Jodie Foster : "Le cinéma mainstream américain était un bastion masculin"©Cyril Moreau / Olivier Borde, BestImage

, publié le 11 mars

L'actrice du "Silence des Agneaux" (1992), révélée à 14 ans dans "Taxi Driver" (1976), s'apprête à conter l'histoire d'une oubliée : Alice Guy, la première femme réalisatrice. Jodie Foster s'exprime sur cette artiste invisibilisée et sur la parité dans le 7e Art.

Elle a passé son enfance sur des plateaux et à 57 ans, elle apprécie encore d'y être. Interrogée par Les Inrocks, mardi 10 mars 2020, la talentueuse Jodie Foster donne de la voix en tant que narratrice du documentaire "Be natural, l'histoire cachée d'Alice Guy-Blaché" de Pamela B. Green. Disponible en salles, dès le 18 mars 2020, il raconte l'existence d'une pionnière du cinéma, injustement passée à la trappe. "Il y a, je crois, une part de bigoterie, de sexisme inconscient, qui explique que la première réalisatrice de l'histoire ait été ignorée, ou presque, pendant plus d'un siècle. Ce qui est remarquable est qu'elle a survécu à la plupart des hommes avec qui elle a connu ses aventures cinématographiques. Et donc elle a pu, quand elle était vieille, partir à la recherche de ses films, tenter de réécrire l'Histoire et témoigner de son vivant", explique l'actrice et réalisatrice au sujet de l'assistante de Léon Gaumont. Ce dernier, qui "ne comprenait pas le potentiel du cinéma" selon Jodie Foster, pensait que son ambition était l'unique reflet "d'une occupation de jeune fille".

"Ça fait trente ans que je le crie à tort et à travers..."

Une oeuvre qui tombe à pic, au vu des nombreuses polémiques qui secouent l'industrie ces dernières années : "Je crois qu'il arrive à point nommé, au moment où la parité dans le cinéma est dans toutes les têtes. Personnellement, ça fait trente ans que je le crie à tort et à travers... Donc je suis ravie que ça se passe enfin." Pour la comédienne du film "Les Accusés" (1989), ce souci d'inégalité ne vient pas d'un manque de candidates : "À vrai dire, il y a depuis longtemps des réalisatrices dans le cinéma indépendant américain - ainsi qu'en Europe, et à la télévision -, mais le cinéma mainstream américain était un bastion masculin. Bastion qui est en train de tomber, par bonheur... (...) À Hollywood du moins, ça tient à une psychologie du risque : on voit les femmes comme un risque. Idem pour les minorités raciales."
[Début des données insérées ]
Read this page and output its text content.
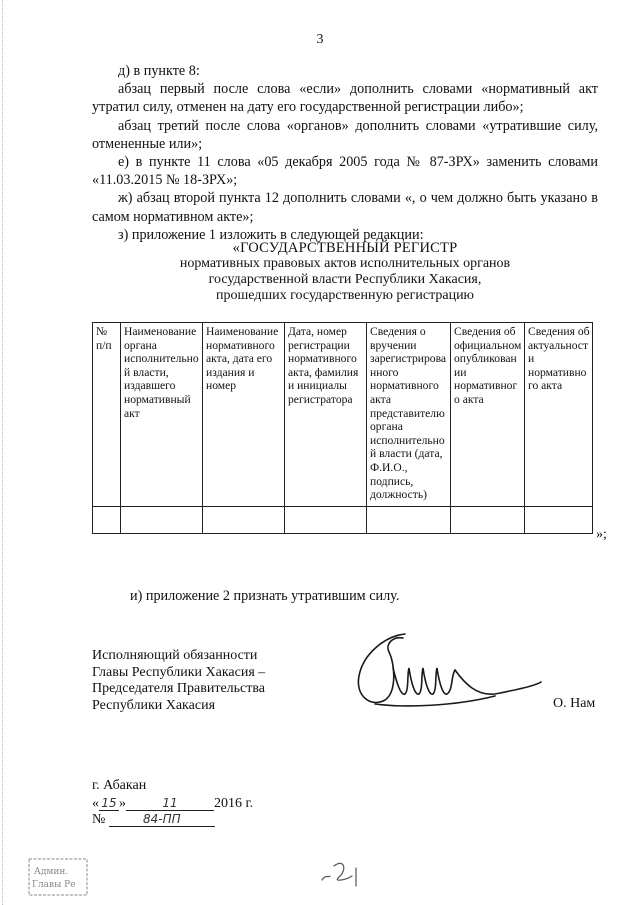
3

д) в пункте 8:

абзац первый после слова «если» дополнить словами «нормативный акт утратил силу, отменен на дату его государственной регистрации либо»;

абзац третий после слова «органов» дополнить словами «утратившие силу, отмененные или»;

е) в пункте 11 слова «05 декабря 2005 года № 87-ЗРХ» заменить словами «11.03.2015 № 18-ЗРХ»;

ж) абзац второй пункта 12 дополнить словами «, о чем должно быть указано в самом нормативном акте»;

з) приложение 1 изложить в следующей редакции:

«ГОСУДАРСТВЕННЫЙ РЕГИСТР
нормативных правовых актов исполнительных органов
государственной власти Республики Хакасия,
прошедших государственную регистрацию
№ п/п	Наименование органа исполнительной власти, издавшего нормативный акт	Наименование нормативного акта, дата его издания и номер	Дата, номер регистрации нормативного акта, фамилия и инициалы регистратора	Сведения о вручении зарегистрированного нормативного акта представителю органа исполнительной власти (дата, Ф.И.О., подпись, должность)	Сведения об официальном опубликовании нормативного акта	Сведения об актуальности нормативного акта

»;
и) приложение 2 признать утратившим силу.
Исполняющий обязанности
Главы Республики Хакасия –
Председателя Правительства
Республики Хакасия	О. Нам
г. Абакан
« 15 »	11	2016 г.
№	84-ПП
Админ.
Главы Ре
Celle qui se défend de ne pas avoir été victime de misogynie s'épanche sur sa condition de femme : "J'ai expérimenté des micro-agressions plutôt que des blocages frontaux. Pas que dans l'industrie d'ailleurs : dans la vie en général. (...) Je n'ai pas toujours su remettre les gens à leur place, ou simplement faire de la pédagogie, leur expliquer en quoi leur attitude était problématique. J'étais trop jeune. Mais c'est nécessaire en fait, c'est comme ça que les choses avancent."